Approaching the finish line in first place, Rydell Cotton could hear the enthusiastic cheers of many people.
But none were louder than three women who work at Southwest Housing Solutions and who embraced him at the end of the Special Olympics race.
That embrace was rife with meaning, in many respects. Over the years, Southwest has wrapped its arms around Rydell and his mother, providing shelter from the elements and the opportunity to succeed.
Eight years ago, Rydell and his mother Elaine were homeless. It was winter, and they were living in an abandoned car near a church in southwest Detroit. A church employee suggested that Elaine contact a supportive housingspecialist at Southwest Solutions. Elaine then talked to Thomas Lawrence and explained her situation.
Elaine had worked for the post office for years until depression overwhelmed her. She had lost her home and her job, and had become addicted to drugs. She was also trying to care for her son who lives with a developmental disability.
Thomas coordinated housing and support services to help Elaine and Rydell. Elaine received mental health treatment at Southwest Counseling. She and Rydell were placed in the Cole Building, one of 22 apartment buildings in southwest Detroit revitalized by Southwest Housing to provide affordable and supportive housing to those in need.
Elaine and Rydell still live in the Cole. Elaine continues to struggle with her illness and addiction. She has faced eviction many times, but each time the “Blended Management Team” at Southwest put together an eviction prevention plan.

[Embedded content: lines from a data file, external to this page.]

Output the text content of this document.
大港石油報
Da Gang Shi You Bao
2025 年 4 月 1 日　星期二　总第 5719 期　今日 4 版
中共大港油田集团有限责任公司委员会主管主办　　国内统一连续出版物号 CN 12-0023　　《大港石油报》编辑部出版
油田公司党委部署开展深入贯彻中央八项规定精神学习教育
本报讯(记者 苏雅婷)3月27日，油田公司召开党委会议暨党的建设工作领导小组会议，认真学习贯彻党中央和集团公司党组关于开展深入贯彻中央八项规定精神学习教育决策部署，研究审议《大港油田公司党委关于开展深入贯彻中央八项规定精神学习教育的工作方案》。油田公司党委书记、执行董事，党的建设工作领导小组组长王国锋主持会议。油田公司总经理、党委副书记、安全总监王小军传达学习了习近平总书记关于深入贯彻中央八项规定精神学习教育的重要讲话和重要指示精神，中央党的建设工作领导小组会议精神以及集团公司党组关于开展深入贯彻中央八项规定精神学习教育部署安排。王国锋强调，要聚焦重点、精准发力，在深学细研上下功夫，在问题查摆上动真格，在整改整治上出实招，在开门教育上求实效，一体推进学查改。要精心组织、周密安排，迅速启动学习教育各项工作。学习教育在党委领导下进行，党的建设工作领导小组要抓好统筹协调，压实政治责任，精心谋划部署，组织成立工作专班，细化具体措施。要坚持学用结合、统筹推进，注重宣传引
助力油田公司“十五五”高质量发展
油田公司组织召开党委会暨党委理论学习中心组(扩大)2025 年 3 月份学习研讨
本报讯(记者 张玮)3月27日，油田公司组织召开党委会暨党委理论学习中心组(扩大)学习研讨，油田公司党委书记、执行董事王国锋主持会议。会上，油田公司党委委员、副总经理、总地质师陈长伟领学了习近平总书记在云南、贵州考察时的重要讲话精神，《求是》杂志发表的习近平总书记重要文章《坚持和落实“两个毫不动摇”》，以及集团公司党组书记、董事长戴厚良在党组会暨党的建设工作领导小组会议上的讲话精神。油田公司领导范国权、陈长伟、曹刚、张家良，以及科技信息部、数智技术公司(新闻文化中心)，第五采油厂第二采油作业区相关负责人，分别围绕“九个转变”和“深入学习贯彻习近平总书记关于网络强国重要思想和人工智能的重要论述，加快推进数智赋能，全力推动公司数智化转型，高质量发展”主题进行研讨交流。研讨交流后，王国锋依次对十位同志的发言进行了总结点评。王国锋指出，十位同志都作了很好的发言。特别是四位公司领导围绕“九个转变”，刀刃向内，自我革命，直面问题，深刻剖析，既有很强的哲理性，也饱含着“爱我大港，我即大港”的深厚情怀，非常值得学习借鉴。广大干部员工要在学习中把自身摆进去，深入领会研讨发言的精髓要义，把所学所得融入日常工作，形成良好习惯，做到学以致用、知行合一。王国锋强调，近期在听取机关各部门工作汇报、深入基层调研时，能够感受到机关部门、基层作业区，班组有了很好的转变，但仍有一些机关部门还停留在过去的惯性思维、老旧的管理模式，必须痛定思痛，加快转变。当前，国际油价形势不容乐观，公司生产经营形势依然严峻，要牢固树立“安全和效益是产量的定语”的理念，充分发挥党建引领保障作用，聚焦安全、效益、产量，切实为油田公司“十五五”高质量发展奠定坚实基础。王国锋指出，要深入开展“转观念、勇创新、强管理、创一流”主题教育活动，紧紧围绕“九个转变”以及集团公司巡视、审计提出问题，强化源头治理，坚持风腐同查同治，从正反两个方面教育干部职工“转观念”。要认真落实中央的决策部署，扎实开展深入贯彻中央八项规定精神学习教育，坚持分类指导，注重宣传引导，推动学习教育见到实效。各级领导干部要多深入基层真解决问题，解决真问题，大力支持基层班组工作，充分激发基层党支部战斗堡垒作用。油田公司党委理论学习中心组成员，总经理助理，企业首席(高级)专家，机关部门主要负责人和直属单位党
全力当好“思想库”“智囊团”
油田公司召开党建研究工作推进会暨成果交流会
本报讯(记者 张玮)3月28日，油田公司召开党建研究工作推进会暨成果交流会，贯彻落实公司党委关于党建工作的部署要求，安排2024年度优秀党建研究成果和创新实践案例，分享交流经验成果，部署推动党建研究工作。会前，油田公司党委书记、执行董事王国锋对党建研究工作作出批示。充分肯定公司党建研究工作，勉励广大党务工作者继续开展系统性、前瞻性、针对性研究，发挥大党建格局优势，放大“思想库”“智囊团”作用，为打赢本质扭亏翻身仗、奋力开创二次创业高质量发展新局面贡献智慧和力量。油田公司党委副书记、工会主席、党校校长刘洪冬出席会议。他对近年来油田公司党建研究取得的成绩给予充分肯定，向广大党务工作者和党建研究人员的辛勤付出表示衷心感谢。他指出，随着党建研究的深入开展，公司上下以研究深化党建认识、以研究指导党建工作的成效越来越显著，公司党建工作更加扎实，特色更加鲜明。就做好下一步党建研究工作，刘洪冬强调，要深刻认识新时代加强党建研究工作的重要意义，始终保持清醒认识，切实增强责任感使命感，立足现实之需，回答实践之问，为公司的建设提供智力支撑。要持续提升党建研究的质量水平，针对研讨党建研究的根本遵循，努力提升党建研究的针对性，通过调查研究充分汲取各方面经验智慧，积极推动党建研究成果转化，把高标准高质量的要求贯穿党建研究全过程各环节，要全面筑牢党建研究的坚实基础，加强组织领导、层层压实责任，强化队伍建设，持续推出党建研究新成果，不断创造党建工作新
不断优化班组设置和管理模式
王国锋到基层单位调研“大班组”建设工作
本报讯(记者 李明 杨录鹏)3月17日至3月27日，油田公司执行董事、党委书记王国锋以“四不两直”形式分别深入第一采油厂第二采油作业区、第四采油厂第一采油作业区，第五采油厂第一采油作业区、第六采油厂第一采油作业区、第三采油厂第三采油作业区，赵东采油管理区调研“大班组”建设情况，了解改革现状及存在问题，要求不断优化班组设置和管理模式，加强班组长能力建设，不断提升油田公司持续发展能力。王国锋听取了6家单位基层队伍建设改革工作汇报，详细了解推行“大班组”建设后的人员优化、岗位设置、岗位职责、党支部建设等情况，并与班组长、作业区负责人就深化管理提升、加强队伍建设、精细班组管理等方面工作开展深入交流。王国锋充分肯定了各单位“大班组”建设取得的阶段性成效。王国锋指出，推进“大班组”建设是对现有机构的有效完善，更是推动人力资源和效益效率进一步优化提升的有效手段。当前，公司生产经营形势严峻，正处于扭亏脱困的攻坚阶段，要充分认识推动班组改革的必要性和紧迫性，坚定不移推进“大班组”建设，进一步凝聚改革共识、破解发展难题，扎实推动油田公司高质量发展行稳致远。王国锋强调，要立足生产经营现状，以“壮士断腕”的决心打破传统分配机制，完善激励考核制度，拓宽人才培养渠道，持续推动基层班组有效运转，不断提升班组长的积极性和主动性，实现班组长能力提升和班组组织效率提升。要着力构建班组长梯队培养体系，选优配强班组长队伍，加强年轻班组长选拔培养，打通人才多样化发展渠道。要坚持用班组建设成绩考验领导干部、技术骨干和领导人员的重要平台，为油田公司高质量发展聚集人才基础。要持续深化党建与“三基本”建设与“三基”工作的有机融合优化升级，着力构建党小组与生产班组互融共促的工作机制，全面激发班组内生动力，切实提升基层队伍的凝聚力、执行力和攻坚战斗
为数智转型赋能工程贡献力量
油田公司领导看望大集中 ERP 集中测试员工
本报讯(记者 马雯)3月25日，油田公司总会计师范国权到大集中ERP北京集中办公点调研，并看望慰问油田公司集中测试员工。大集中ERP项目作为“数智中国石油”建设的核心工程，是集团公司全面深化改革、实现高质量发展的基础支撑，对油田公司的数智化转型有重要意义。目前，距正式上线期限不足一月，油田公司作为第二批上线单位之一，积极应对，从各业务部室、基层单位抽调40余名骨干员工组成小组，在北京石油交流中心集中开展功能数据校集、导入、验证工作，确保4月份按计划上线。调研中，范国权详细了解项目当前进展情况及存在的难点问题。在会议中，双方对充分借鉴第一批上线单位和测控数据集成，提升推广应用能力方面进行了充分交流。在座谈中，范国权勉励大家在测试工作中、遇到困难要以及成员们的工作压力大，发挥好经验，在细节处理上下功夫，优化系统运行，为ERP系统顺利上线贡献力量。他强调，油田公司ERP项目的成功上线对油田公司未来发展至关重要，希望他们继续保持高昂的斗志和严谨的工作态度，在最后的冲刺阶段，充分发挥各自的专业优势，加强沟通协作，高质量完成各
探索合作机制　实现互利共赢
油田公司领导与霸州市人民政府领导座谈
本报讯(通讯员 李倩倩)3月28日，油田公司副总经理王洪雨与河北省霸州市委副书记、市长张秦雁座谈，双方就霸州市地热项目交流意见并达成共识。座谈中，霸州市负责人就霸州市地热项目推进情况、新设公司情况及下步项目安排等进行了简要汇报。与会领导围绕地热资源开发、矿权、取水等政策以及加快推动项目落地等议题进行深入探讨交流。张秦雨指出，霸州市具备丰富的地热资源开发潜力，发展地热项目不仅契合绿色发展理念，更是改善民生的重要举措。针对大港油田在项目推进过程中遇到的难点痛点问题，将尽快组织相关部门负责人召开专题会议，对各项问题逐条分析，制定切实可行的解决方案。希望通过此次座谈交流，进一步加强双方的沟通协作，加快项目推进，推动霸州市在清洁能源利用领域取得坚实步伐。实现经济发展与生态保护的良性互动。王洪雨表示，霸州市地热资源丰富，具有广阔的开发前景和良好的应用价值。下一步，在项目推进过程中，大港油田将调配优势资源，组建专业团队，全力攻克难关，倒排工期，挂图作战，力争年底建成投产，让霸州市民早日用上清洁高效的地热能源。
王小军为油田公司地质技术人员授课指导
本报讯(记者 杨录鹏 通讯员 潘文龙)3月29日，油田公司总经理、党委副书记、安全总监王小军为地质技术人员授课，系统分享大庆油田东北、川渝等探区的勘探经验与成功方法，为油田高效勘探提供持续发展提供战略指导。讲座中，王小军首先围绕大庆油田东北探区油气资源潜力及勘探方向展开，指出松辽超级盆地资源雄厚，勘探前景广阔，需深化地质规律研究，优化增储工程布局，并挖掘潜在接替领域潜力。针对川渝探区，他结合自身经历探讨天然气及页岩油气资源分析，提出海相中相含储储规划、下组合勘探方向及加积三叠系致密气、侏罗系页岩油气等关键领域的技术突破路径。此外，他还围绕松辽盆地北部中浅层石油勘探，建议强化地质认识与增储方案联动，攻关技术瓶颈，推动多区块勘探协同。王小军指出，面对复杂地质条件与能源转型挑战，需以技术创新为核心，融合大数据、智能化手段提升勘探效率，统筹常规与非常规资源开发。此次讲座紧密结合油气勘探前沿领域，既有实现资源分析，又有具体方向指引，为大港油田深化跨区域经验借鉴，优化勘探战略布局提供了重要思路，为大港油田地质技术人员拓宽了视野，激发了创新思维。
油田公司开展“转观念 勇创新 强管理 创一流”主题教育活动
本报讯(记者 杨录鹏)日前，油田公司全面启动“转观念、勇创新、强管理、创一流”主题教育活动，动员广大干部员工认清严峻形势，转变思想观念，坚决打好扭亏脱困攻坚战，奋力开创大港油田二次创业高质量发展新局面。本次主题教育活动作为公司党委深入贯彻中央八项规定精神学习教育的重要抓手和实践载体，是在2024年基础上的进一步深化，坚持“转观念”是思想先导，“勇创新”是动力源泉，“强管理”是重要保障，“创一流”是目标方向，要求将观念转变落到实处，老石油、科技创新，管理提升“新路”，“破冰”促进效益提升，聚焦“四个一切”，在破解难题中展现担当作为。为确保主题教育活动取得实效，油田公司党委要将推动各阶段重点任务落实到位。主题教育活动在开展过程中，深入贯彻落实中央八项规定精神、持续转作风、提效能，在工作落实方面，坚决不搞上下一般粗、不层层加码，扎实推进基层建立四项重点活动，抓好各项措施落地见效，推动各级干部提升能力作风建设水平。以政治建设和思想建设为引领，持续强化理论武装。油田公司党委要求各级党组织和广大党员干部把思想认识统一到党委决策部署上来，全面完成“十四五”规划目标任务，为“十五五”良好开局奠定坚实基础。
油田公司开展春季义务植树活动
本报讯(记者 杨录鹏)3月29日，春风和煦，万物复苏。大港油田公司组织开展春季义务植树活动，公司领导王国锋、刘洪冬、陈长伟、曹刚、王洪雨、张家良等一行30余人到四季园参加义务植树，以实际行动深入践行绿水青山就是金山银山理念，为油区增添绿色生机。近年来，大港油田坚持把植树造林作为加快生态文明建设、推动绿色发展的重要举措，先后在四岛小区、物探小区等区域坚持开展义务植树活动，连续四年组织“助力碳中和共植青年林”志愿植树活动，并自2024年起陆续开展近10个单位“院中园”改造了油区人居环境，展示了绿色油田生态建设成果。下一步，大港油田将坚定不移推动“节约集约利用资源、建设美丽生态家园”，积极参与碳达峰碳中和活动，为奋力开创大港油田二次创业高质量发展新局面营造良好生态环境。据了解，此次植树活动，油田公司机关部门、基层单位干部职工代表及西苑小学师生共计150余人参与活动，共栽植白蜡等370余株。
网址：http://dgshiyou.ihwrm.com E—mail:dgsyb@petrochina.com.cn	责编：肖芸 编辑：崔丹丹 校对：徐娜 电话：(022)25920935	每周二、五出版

In the Blended Management model, property managers at Southwest Housing work closely with the tenants and specialists at Southwest Counseling to engage support services and set goals to help tenants remain in their apartments. This model is unique and inventive. It is one of the reasons that Southwest Counseling won the 2009 award for Excellence in Innovation, presented by the National Council for Community Behavioral Healthcare.
Lately, Elaine and Rydell have fallen again on hard financial times. Elaine lost her job and the health insurance that went with it. Rydell helps out by working three days a week bagging groceries. On those days, he takes a bus at 6:30 in the morning to get to the supermarket.
Despite all the struggles, the apartment in which Elaine and Rydell live feels very much like home. It is inviting and well maintained.
Elaine says that she and her son have very different personalities. “I am a trip and I can be really hard to get along with,” Elaine says. “Rydell is very easy-going and gets along with everyone.”
Rydell says that he enjoys competing in the Special Olympics because of the friendly arena where everyone encourages each other. He has been competing in the Michigan games since 1994. He is 36 years old.
At the recent State Winter Games in Traverse City, Rydell won gold medals in two cross-country skiing events. (See the video of Rydell’s race.) In all his years of competing, he has now won almost 80 medals in total. These last two medals hold special meaning for him, he says, because they were witnessed by the three women from Southwest Housing.
“I didn’t know they would be there and I was excited when I saw them,” Rydell says. “They’ve done a lot for my mom and me and it was so cool to win the races with them there.”
Anne Marie DeRosier, Kathy Gordon and Anne Morey-Franklin – who all work for Southwest Housing – volunteered at the Winter Games. Ann Marie is also a real estate agent, and her company, Real Estate One, is a key sponsor ofMichigan Special Olympics. She asked her Southwest colleagues to go with her for the Traverse City event. They did not know that Rydell would be there.
“We were thrilled to see our favorite athlete medal in two events,” Anne Marie says. “The fact that it was his birthday and the crowd sang to him while he was on the medal stand was icing on the cake. Rydell embodies the spirit of the games. He puts everything into each of his events and cheers on his fellow athletes, while having fun the whole time, win or lose.”